Thursday, November 17, 2011

All Hail the Logarithmic Scale

Colorful Sweetarts
Logarithmic scales -- best known to me in the Richter Scale, used to measure earthquakes -- seem to be cropping up a lot lately.

Today kottke.org listed a chart from the Minnesota Dental Association of candies that are acidic enough to cause loss of tooth enamel. On the pH sale, where 7 is neutral and 1 is battery acid, anything rated 4 or lower will deteriorate your tooth enamel.

I'm not surprised to see my old favorite, Sweetarts, listed as a 3, and I'm sure the candies listed with lower numbers (the lowest one is 1.6!) are even more sour. My gums (and teeth) quiver at the very thought.

But in reading about the evils of acidic candies, I realized I had completely forgotten my high school science teacher's efforts. pH is logarithmic, so a 3 is 10 times more acidic than a 4; a 2 is 100 times more acidic. As with all my posts tagged Facts I Never Knew, I'm revealing my lack of knowledge, or memory, or attention from some point earlier in my life. I'm sure I learned that fact, but later it slipped out of my head.

Logarithmic scales are used to describe or display information that has a huge range of variation, so much so that if it were displayed arithmetically, there would be no detail visible on the low end. In Steven Pinker's book The Better Angels of Our Nature (lots more info coming on that book here very soon!), he uses logarithmic scales for the graphs showing the decline of violence over the centuries. If he didn't, the recent years would appear to be just about zero.

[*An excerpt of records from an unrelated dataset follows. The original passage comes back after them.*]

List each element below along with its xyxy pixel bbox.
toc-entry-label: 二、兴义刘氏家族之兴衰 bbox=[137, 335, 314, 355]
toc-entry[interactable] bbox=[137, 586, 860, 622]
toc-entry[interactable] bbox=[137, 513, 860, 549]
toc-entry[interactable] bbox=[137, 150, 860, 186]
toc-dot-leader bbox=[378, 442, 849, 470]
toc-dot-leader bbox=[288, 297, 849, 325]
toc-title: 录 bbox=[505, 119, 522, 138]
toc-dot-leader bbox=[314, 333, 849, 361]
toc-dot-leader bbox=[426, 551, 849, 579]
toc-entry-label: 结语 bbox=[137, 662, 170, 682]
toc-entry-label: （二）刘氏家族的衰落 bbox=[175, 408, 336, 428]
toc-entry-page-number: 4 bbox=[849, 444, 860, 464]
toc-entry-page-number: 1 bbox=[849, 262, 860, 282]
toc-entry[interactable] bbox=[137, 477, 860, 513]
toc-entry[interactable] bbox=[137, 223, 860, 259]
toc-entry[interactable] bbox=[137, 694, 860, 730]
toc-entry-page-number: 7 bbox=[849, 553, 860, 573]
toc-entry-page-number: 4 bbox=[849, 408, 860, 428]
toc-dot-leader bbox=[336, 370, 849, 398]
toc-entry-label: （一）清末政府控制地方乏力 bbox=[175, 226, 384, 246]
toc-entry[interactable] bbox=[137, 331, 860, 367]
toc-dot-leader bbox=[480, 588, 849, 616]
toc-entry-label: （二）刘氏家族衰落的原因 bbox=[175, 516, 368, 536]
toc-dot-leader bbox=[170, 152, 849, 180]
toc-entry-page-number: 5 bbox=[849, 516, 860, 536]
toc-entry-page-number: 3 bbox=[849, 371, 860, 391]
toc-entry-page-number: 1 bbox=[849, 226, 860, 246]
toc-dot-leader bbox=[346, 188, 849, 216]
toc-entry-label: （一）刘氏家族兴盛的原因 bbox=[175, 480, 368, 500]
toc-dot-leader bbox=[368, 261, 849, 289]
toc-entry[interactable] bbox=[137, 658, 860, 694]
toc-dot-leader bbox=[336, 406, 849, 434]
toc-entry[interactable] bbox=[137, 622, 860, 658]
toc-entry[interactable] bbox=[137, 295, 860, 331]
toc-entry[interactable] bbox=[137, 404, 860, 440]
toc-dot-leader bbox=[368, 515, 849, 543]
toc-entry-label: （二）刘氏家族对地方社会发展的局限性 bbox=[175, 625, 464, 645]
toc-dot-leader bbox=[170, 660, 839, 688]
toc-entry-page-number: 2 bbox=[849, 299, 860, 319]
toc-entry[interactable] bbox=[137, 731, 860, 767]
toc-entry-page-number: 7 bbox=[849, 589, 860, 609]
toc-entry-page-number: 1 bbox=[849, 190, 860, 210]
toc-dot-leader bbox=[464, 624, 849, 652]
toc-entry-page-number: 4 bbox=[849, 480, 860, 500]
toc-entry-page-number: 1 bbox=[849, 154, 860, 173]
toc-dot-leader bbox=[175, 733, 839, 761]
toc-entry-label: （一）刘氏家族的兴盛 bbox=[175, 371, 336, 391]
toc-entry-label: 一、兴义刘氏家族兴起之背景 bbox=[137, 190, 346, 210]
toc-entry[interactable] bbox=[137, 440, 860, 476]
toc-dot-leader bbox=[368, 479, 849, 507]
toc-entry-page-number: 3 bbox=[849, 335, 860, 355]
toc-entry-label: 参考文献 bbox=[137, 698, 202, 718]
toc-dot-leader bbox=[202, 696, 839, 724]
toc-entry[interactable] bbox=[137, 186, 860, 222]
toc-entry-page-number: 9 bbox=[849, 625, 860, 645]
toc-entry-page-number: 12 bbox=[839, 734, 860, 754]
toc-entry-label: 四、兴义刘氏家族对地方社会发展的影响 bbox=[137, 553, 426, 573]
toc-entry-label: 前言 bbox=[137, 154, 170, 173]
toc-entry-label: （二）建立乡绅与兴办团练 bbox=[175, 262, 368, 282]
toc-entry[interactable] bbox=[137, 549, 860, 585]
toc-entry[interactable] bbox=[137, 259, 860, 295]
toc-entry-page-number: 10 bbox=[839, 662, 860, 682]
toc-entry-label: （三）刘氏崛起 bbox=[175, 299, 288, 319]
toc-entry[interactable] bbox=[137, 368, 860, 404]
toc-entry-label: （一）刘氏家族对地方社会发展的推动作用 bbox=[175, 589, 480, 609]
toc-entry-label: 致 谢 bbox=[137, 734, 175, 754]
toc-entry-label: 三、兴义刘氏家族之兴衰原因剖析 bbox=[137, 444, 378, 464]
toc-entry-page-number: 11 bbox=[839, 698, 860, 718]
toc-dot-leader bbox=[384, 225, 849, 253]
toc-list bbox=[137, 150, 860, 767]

Some of the best known logarithmic scales:
  • sound (bels and decibels)
  • f-stops in photographic exposures
  • the brightness of stars
Logarithmic scales are particularly useful when visualizing details within a power law distribution, which would otherwise look like a steep drop followed by a long, mostly flat tail:

Graph with very tall left side and very low right, and a huge dropoff almost immediately
On an arithmetic scale like the one above, there's not much visual difference between the numbers at the right.

Graph with a gradual decline from left to right
In contrast, a logarithmic scale (note the numbers along the left side go from 1 to 10 to 100, 1,000, etc.), shows plenty of detail on the right side, even though that section of the graph is describing tiny numbers like 100, compared to the top left, which is in the tens of thousands.

Very useful!

But I admit I have to keep reminding myself about the type of scale this is, since my doofy brain wants to assume all graphs are arithmetic. Which fools me momentarily into thinking the power law distribution is a gradual decline instead of the huge drop-off that it is.

2 comments:

Sonja said...

Two more logarithmic things:

Our vision. We perceive distance between near objects while distant objects compress.

Our original concept of scale is logarithmic. When children are first introduced to numbers they'll draw large gaps between 1 and 2, which compress as they reach 10. Over time, those gaps become uniform.

This from a book I just read, "Here's Looking at Euclid" by Alex Bellos.

Daughter Number Three said...

I read something about your second point on the Wikipedia entry. I think it also said that contemporary hunter-gatherers (preliterate) also more naturally inclined toward logarithmic scales. Fascinating.